Personal information
- Full name: Stuart Michael Magee
- Date of birth: 13 October 1943 (age 81)
- Place of birth: Belfast, Northern Ireland
- Original team(s): Altona
- Height: 174 cm (5 ft 9 in)
- Weight: 74 kg (163 lb)

Playing career^{1}
- Years: Club / Games (Goals)
- 1962–1968: South Melbourne / 084 0(72)
- 1968–1975: Footscray / 132 0(77)
- Total:  / 216 (149)
- ^{1} Playing statistics correct to the end of 1975.

= Stuart Magee =

Northern Irish born player and coach of Australian rules football

Stuart Michael Magee (born 13 October 1943, in Northern Ireland) is a former Australian rules footballer who played with South Melbourne and Footscray in the Victorian Football League (VFL).

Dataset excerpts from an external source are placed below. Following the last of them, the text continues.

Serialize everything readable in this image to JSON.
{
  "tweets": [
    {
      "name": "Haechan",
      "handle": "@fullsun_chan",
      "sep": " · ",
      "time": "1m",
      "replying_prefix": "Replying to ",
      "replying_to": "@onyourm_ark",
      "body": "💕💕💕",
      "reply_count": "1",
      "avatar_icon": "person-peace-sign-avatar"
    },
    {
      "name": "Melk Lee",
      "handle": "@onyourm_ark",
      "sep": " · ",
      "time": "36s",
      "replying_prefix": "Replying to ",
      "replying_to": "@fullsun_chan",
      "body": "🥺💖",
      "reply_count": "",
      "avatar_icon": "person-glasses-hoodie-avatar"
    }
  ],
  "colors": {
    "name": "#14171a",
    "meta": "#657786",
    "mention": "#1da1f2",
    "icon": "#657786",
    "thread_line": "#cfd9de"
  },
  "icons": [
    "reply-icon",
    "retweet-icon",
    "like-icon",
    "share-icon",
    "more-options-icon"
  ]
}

Magee, who played as a centreman and rover, made his debut for South Melbourne in 1962. By 1966 he was representing Victoria at interstate football but soon after he was let go by South Melbourne. He was signed up by Footscray and became captain of the club during the 1970 season after the retirement of Ted Whitten. In 1976 he moved to the West Australian National Football League (WANFL) and joined the Swan Districts as captain-coach.